The United Nation Human Rights Council issued a resolution in March calling for the dispatch of an independent, international fact-finding mission to investigate the alleged recent human rights violations by security forces in Rohingya Muslim communities in the northern part of the state.

Soldiers carried out a four-month crackdown in the area following a deadly raid on border guard posts in October 2016, which officials blamed on Rohingya militants in the country’s impoverished and religiously and ethnically divided westernmost area.

“We disassociated ourselves from the decision not because we do not wish to cooperate with the United Nations, nor do we take lightly the concerns expressed by the member countries of that council, but because the draft resolution was less than constructive,” said National Security Advisor Thaung Tun at the National Reconciliation and Peace Center in Yangon.

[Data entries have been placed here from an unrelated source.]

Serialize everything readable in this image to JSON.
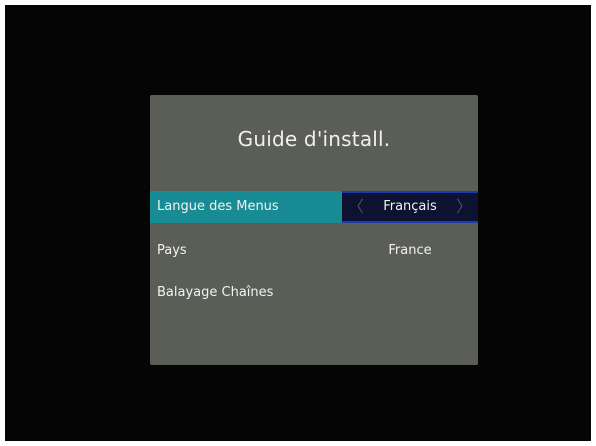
{
  "dialog": {
    "title": "Guide d'install.",
    "rows": [
      {
        "label": "Langue des Menus",
        "value": "Français",
        "selected": true
      },
      {
        "label": "Pays",
        "value": "France",
        "selected": false
      },
      {
        "label": "Balayage Chaînes",
        "value": "",
        "selected": false
      }
    ],
    "left_arrow_icon": "chevron-left-icon",
    "right_arrow_icon": "chevron-right-icon"
  },
  "colors": {
    "background": "#050505",
    "dialog": "#5a5e56",
    "selected_row": "#178c94",
    "selected_value": "#0c1230",
    "selected_value_border": "#1a3bb0"
  }
}
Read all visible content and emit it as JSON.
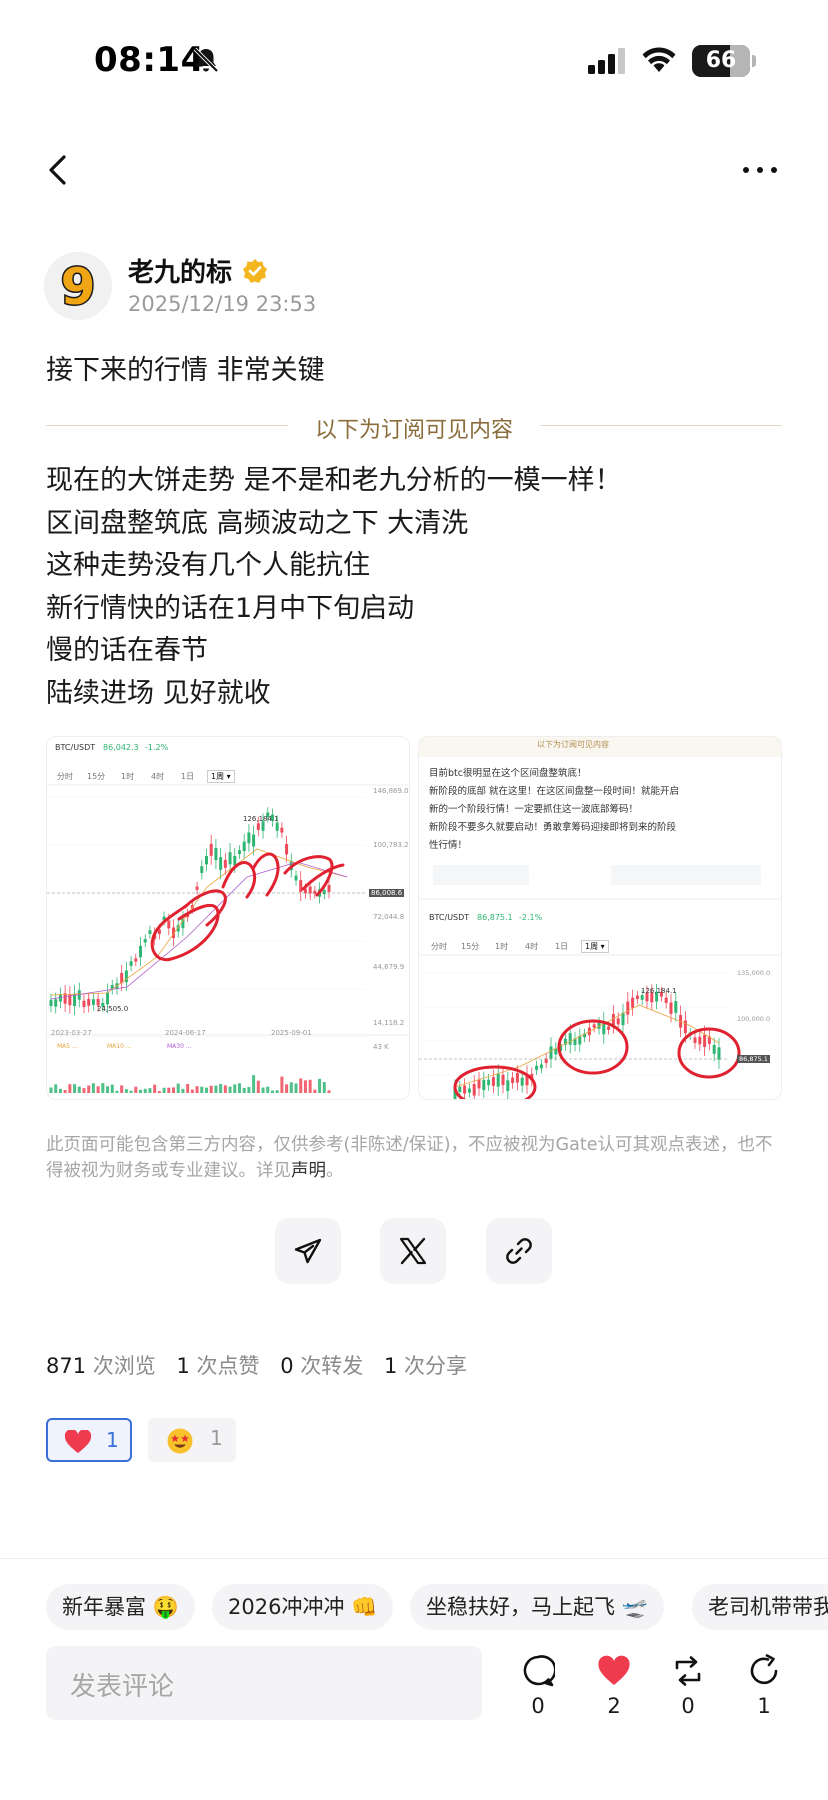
{
  "status": {
    "time": "08:14",
    "battery": "66",
    "battery_level": 0.66
  },
  "author": {
    "name": "老九的标",
    "time": "2025/12/19 23:53",
    "avatar_glyph": "9"
  },
  "post": {
    "title": "接下来的行情 非常关键",
    "subscribe_divider": "以下为订阅可见内容",
    "lines": [
      "现在的大饼走势 是不是和老九分析的一模一样！",
      "区间盘整筑底 高频波动之下 大清洗",
      "这种走势没有几个人能抗住",
      "新行情快的话在1月中下旬启动",
      "慢的话在春节",
      "陆续进场 见好就收"
    ]
  },
  "images": {
    "left": {
      "pair": "BTC/USDT",
      "price": "86,042.3",
      "change": "-1.2%",
      "tabs": [
        "分时",
        "15分",
        "1时",
        "4时",
        "1日",
        "1周 ▾"
      ],
      "high_label": "126,184.1",
      "low_label": "24,505.0",
      "price_tag": "86,008.6",
      "y_ticks": [
        "146,869.0",
        "100,783.2",
        "72,044.8",
        "44,679.9",
        "14,118.2",
        "43 K"
      ],
      "x_ticks": [
        "2023-03-27",
        "2024-06-17",
        "2025-09-01"
      ],
      "ma_labels": [
        "MA5 ...",
        "MA10 ...",
        "MA30 ..."
      ]
    },
    "right": {
      "header": "以下为订阅可见内容",
      "text_lines": [
        "目前btc很明显在这个区间盘整筑底！",
        "新阶段的底部 就在这里！在这区间盘整一段时间！就能开启",
        "新的一个阶段行情！一定要抓住这一波底部筹码！",
        "新阶段不要多久就要启动！勇敢拿筹码迎接即将到来的阶段",
        "性行情！"
      ],
      "pair": "BTC/USDT",
      "price": "86,875.1",
      "change": "-2.1%",
      "tabs": [
        "分时",
        "15分",
        "1时",
        "4时",
        "1日",
        "1周 ▾"
      ],
      "high_label": "126,184.1",
      "y_ticks": [
        "135,000.0",
        "100,000.0",
        "86,875.1"
      ]
    }
  },
  "disclaimer": {
    "text": "此页面可能包含第三方内容，仅供参考(非陈述/保证)，不应被视为Gate认可其观点表述，也不得被视为财务或专业建议。详见",
    "link": "声明",
    "end": "。"
  },
  "share": {
    "buttons": [
      "telegram-icon",
      "x-icon",
      "link-icon"
    ]
  },
  "stats": {
    "views": "871",
    "views_label": "次浏览",
    "likes": "1",
    "likes_label": "次点赞",
    "reposts": "0",
    "reposts_label": "次转发",
    "shares": "1",
    "shares_label": "次分享"
  },
  "reactions": [
    {
      "icon": "heart-icon",
      "count": "1",
      "selected": true
    },
    {
      "icon": "star-eyes-icon",
      "count": "1",
      "selected": false
    }
  ],
  "tags": [
    "新年暴富 🤑",
    "2026冲冲冲 👊",
    "坐稳扶好，马上起飞 🛫",
    "老司机带带我"
  ],
  "comment": {
    "placeholder": "发表评论"
  },
  "actions": {
    "comments": "0",
    "likes": "2",
    "reposts": "0",
    "shares": "1"
  },
  "colors": {
    "accent_gold": "#8b6d3c",
    "like_red": "#ee3b4e",
    "selected_blue": "#3a6fd8",
    "candle_green": "#2fb673",
    "candle_red": "#ee4a5a",
    "annotation_red": "#e0212f"
  }
}
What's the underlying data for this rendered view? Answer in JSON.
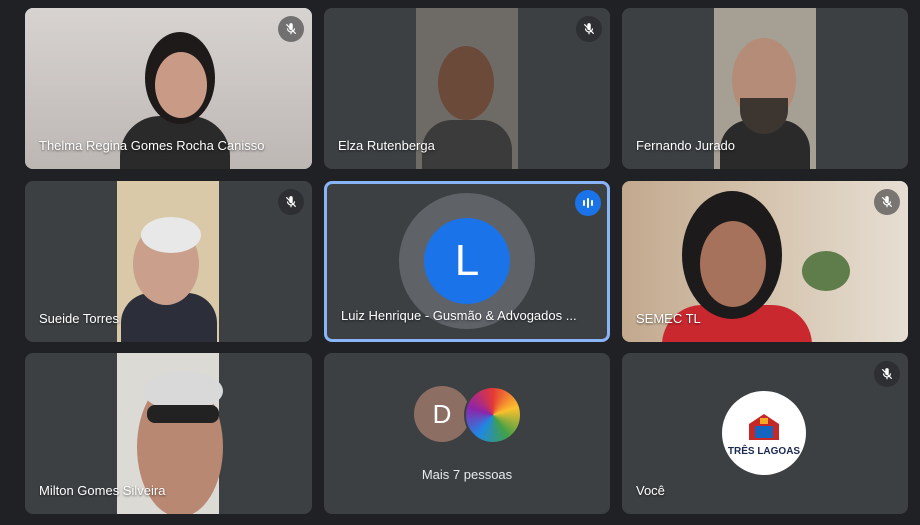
{
  "participants": [
    {
      "name": "Thelma Regina Gomes Rocha Canisso",
      "muted": true
    },
    {
      "name": "Elza Rutenberga",
      "muted": true
    },
    {
      "name": "Fernando Jurado",
      "muted": false
    },
    {
      "name": "Sueide Torres",
      "muted": true
    },
    {
      "name": "Luiz Henrique - Gusmão & Advogados ...",
      "initial": "L",
      "speaking": true
    },
    {
      "name": "SEMEC TL",
      "muted": true
    },
    {
      "name": "Milton Gomes Silveira",
      "muted": false
    }
  ],
  "more_people": {
    "label": "Mais 7 pessoas",
    "initial": "D"
  },
  "self": {
    "name": "Você",
    "muted": true,
    "logo_text": "TRÊS LAGOAS"
  },
  "colors": {
    "active_border": "#8ab4f8",
    "speaking": "#1a73e8",
    "avatar_L": "#1a73e8",
    "avatar_D": "#8d6e63"
  },
  "icons": {
    "muted": "mic-off-icon",
    "speaking": "audio-level-icon"
  }
}
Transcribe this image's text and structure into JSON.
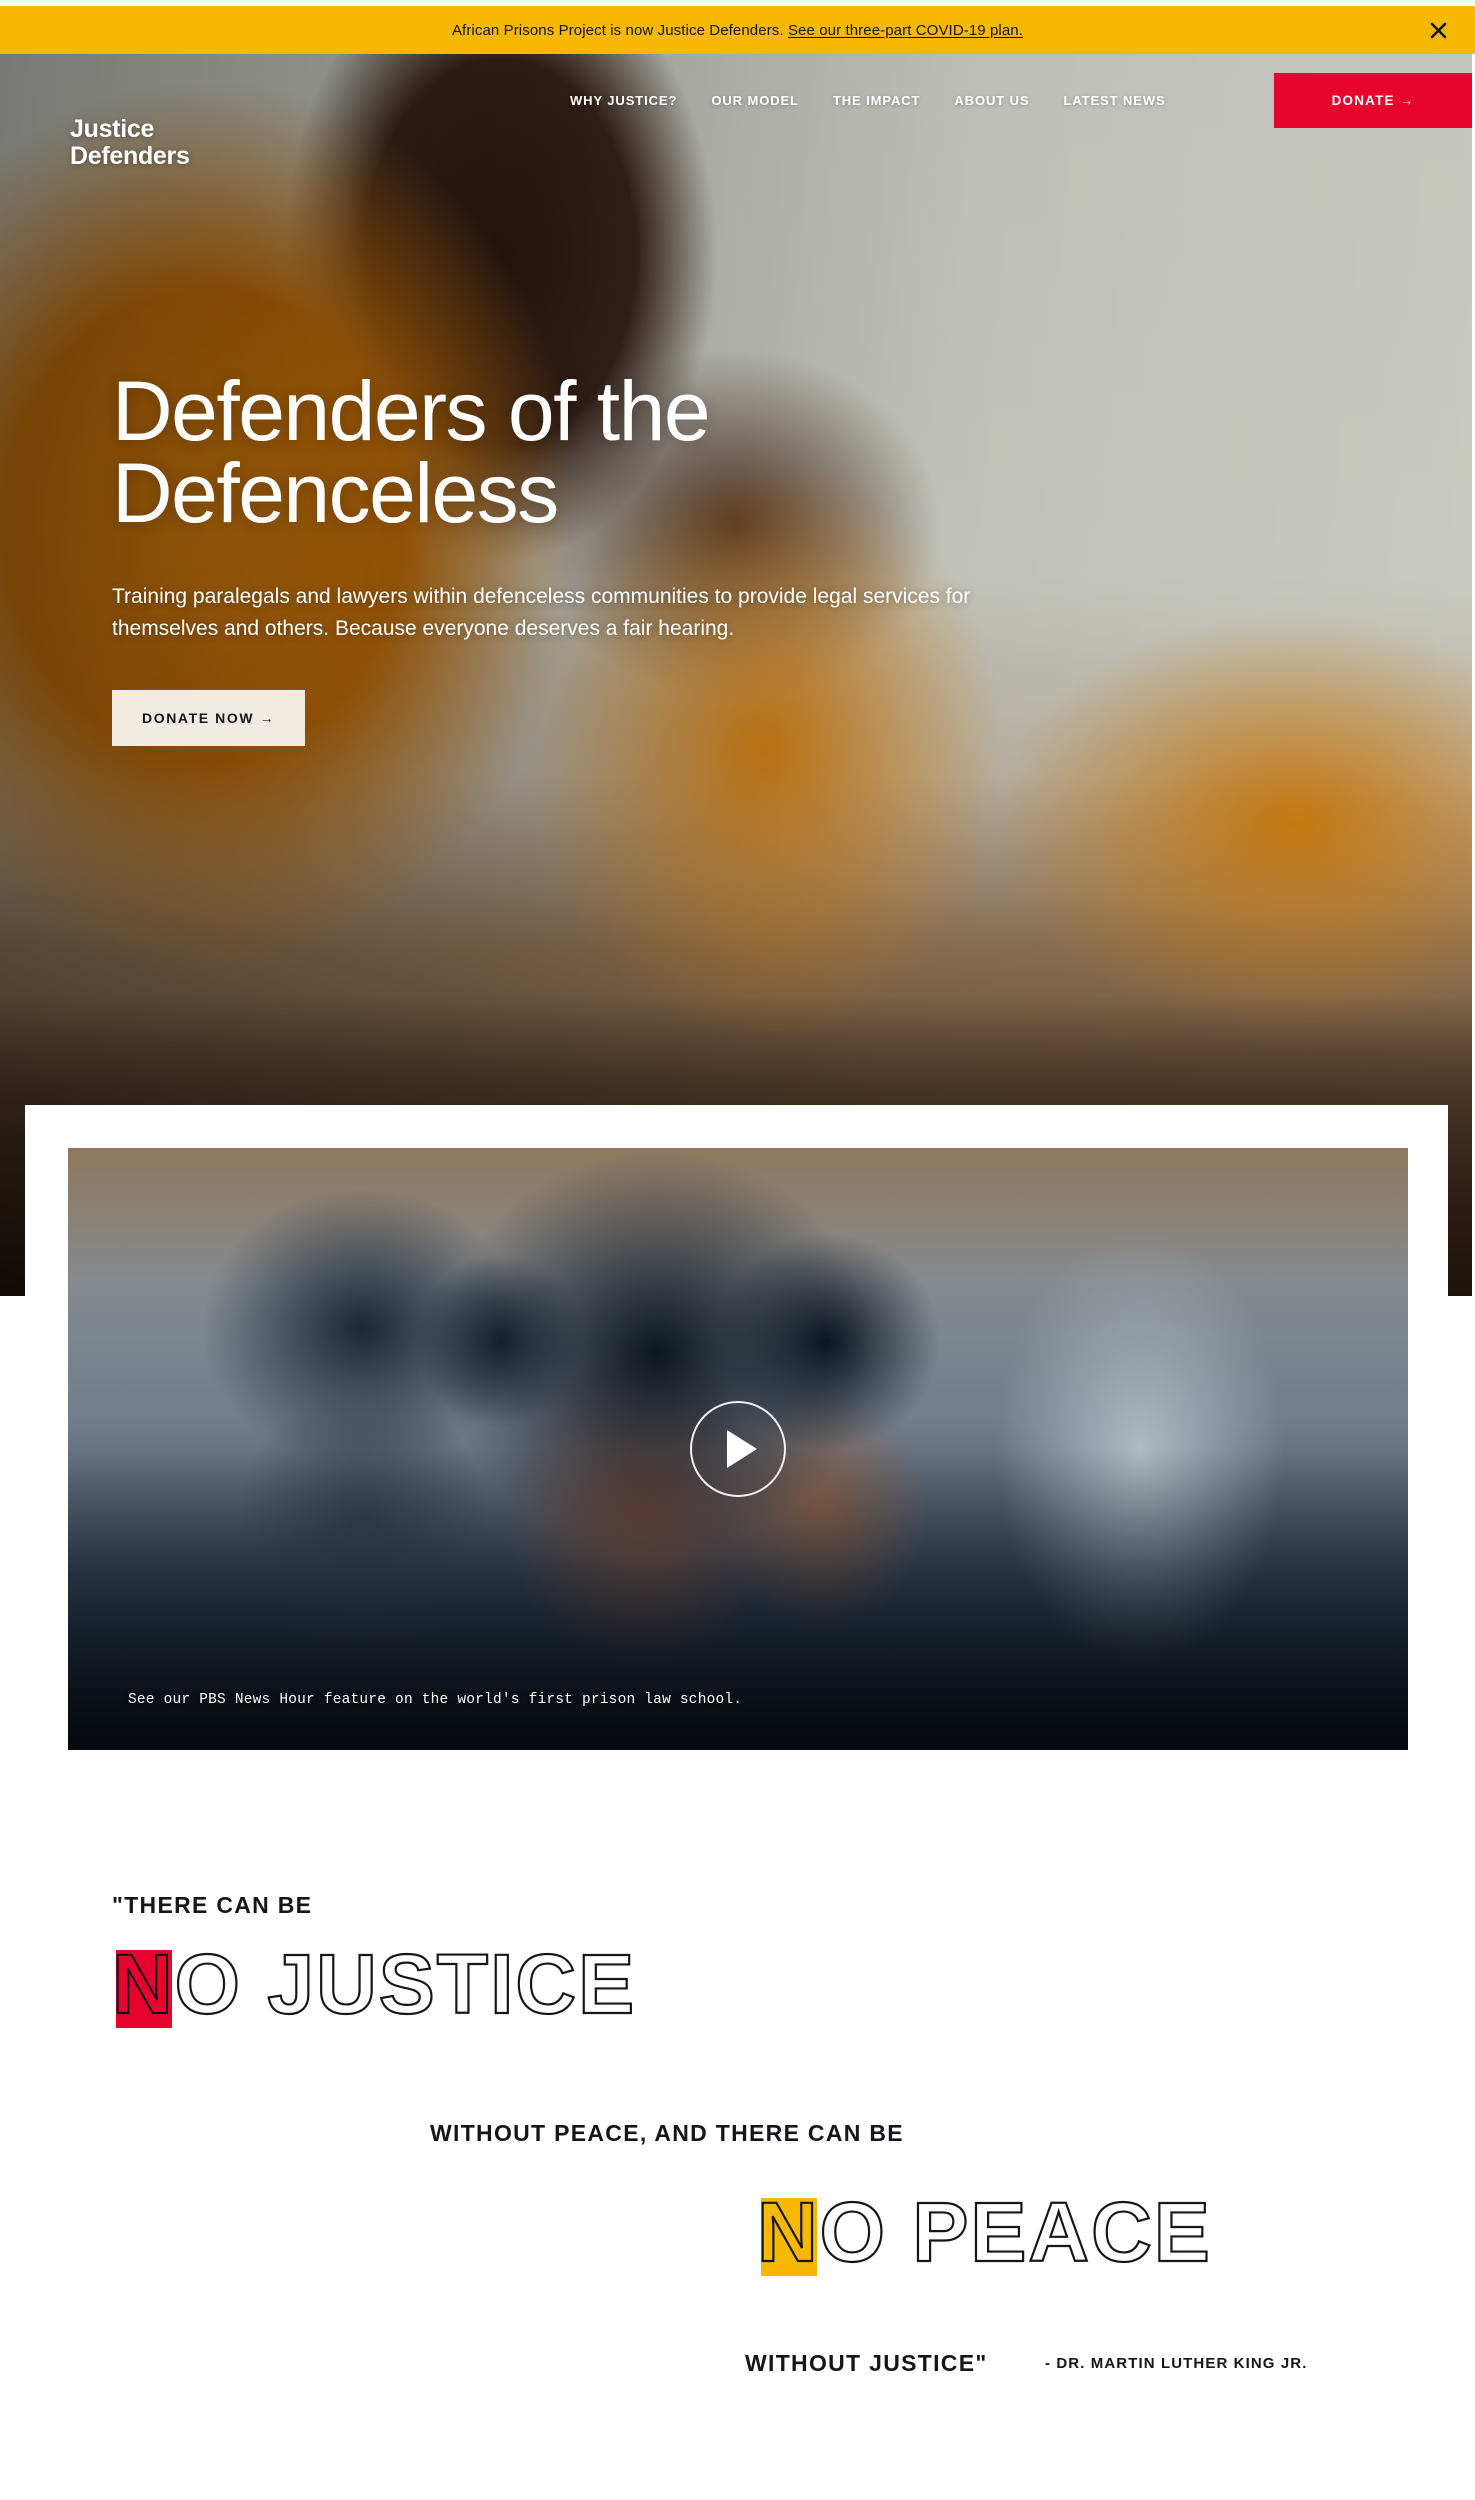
{
  "announcement": {
    "text_before": "African Prisons Project is now Justice Defenders.",
    "link_text": "See our three-part COVID-19 plan.",
    "close_icon": "close-icon",
    "background_color": "#f6b800"
  },
  "nav": {
    "brand_line1": "Justice",
    "brand_line2": "Defenders",
    "links": [
      {
        "label": "WHY JUSTICE?"
      },
      {
        "label": "OUR MODEL"
      },
      {
        "label": "THE IMPACT"
      },
      {
        "label": "ABOUT US"
      },
      {
        "label": "LATEST NEWS"
      }
    ],
    "donate_label": "DONATE →",
    "donate_color": "#e8022e"
  },
  "hero": {
    "title_line1": "Defenders of the",
    "title_line2": "Defenceless",
    "subtitle": "Training paralegals and lawyers within defenceless communities to provide legal services for themselves and others. Because everyone deserves a fair hearing.",
    "cta_label": "DONATE NOW →"
  },
  "video": {
    "play_icon": "play-icon",
    "caption": "See our PBS News Hour feature on the world's first prison law school."
  },
  "quote": {
    "line1": "\"THERE CAN BE",
    "line2_highlight": "N",
    "line2_rest": "O JUSTICE",
    "line2_highlight_color": "#e8022e",
    "line3": "WITHOUT PEACE, AND THERE CAN BE",
    "line4_highlight": "N",
    "line4_rest": "O PEACE",
    "line4_highlight_color": "#f6b800",
    "line5": "WITHOUT JUSTICE\"",
    "attribution": "- DR. MARTIN LUTHER KING JR."
  }
}
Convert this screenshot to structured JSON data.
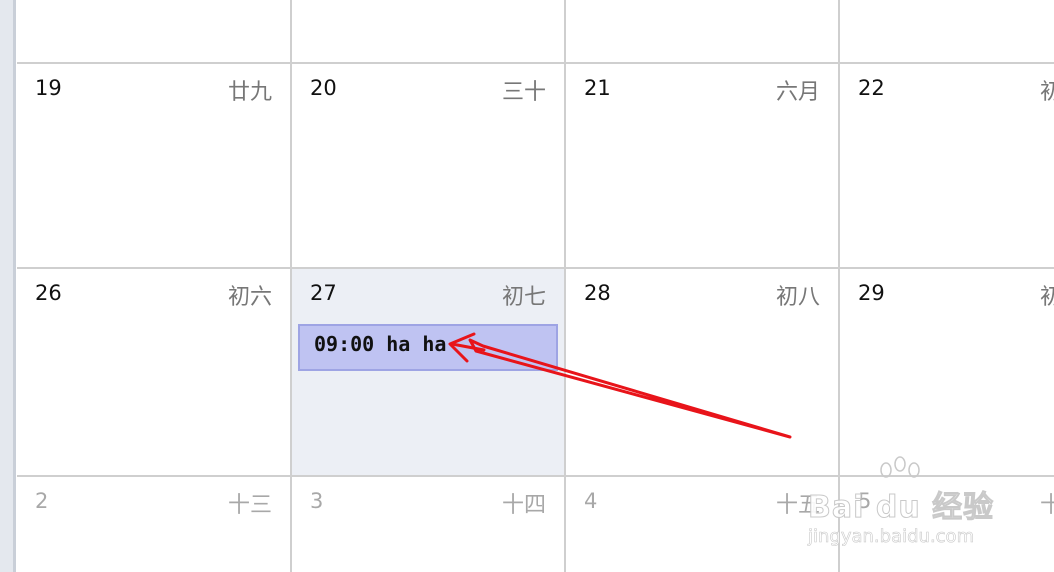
{
  "calendar": {
    "rows": [
      {
        "cells": [
          {
            "day": "",
            "lunar": "",
            "state": "normal"
          },
          {
            "day": "",
            "lunar": "",
            "state": "normal"
          },
          {
            "day": "",
            "lunar": "",
            "state": "normal"
          },
          {
            "day": "",
            "lunar": "",
            "state": "normal"
          }
        ]
      },
      {
        "cells": [
          {
            "day": "19",
            "lunar": "廿九",
            "state": "normal"
          },
          {
            "day": "20",
            "lunar": "三十",
            "state": "normal"
          },
          {
            "day": "21",
            "lunar": "六月",
            "state": "normal"
          },
          {
            "day": "22",
            "lunar": "初",
            "state": "normal"
          }
        ]
      },
      {
        "cells": [
          {
            "day": "26",
            "lunar": "初六",
            "state": "normal"
          },
          {
            "day": "27",
            "lunar": "初七",
            "state": "today"
          },
          {
            "day": "28",
            "lunar": "初八",
            "state": "normal"
          },
          {
            "day": "29",
            "lunar": "初",
            "state": "normal"
          }
        ]
      },
      {
        "cells": [
          {
            "day": "2",
            "lunar": "十三",
            "state": "other"
          },
          {
            "day": "3",
            "lunar": "十四",
            "state": "other"
          },
          {
            "day": "4",
            "lunar": "十五",
            "state": "other"
          },
          {
            "day": "5",
            "lunar": "十",
            "state": "other"
          }
        ]
      }
    ],
    "event": {
      "text": "09:00 ha ha",
      "color": "#bfc3f2",
      "border_color": "#9ea4e4"
    }
  },
  "annotation": {
    "type": "arrow",
    "color": "#e8141a"
  },
  "watermark": {
    "logo": "Bai du 经验",
    "url": "jingyan.baidu.com"
  }
}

Slides that accompanied the presentation said that the resolution “did not reflect the situation on the ground” and took into account “no consideration of the government’s efforts to stabilize the situation and to address the root cause” of the instability in the region that is divided between Muslims and ethnic Rakhine Buddhists.

The U.N. previously said that reports of atrocities committed during the crackdown that killed an estimated 1,000 people and displaced about 90,000 Rohingya, most of whom fled to neighboring Bangladesh where they are living in refugee camps, may amount to genocide or ethnic cleansing.

“What we need is help and cooperation,” Thaung Tun told diplomats, U.N. agency personnel, and reporters at the briefing. “What we need is encouragement. What we need is people to join hands with us to move the situation forward, and not to put obstacles in the way.”

“Only when people are free from poverty and despair can the work of rebuilding trust and confidence succeed,” he said. “We need to build confidence. If we have resolutions that do not promote confidence and trust, we are not going to move the situation forward.”

He noted that the government is complying with most of the roughly 30 recommendations by a Rakhine advisory committee headed by former U.N. chief Kofi Annan, by opening the restricted areas in northern Rakhine to the media, allowing increased humanitarian access, and agreeing to close down three internally displaced persons camps in the towns of Kyaukphyu, Sittwe, and Ramree.

Thaung Tun reiterated the government’s previous assertion that there had been no ethnic cleansing in northern Rakhine state.

"There is no ethnic cleansing of the Muslim minority in Rakhine,” he said. “It is a matter of people on different sides of the divide, and the government is striving to overcome the situation and to close the gap.”

Thaung Tun also said that Myanmar is encouraging refugees to return and pledged that where there is evidence of wrongdoing, action will be taken against those responsible according to law.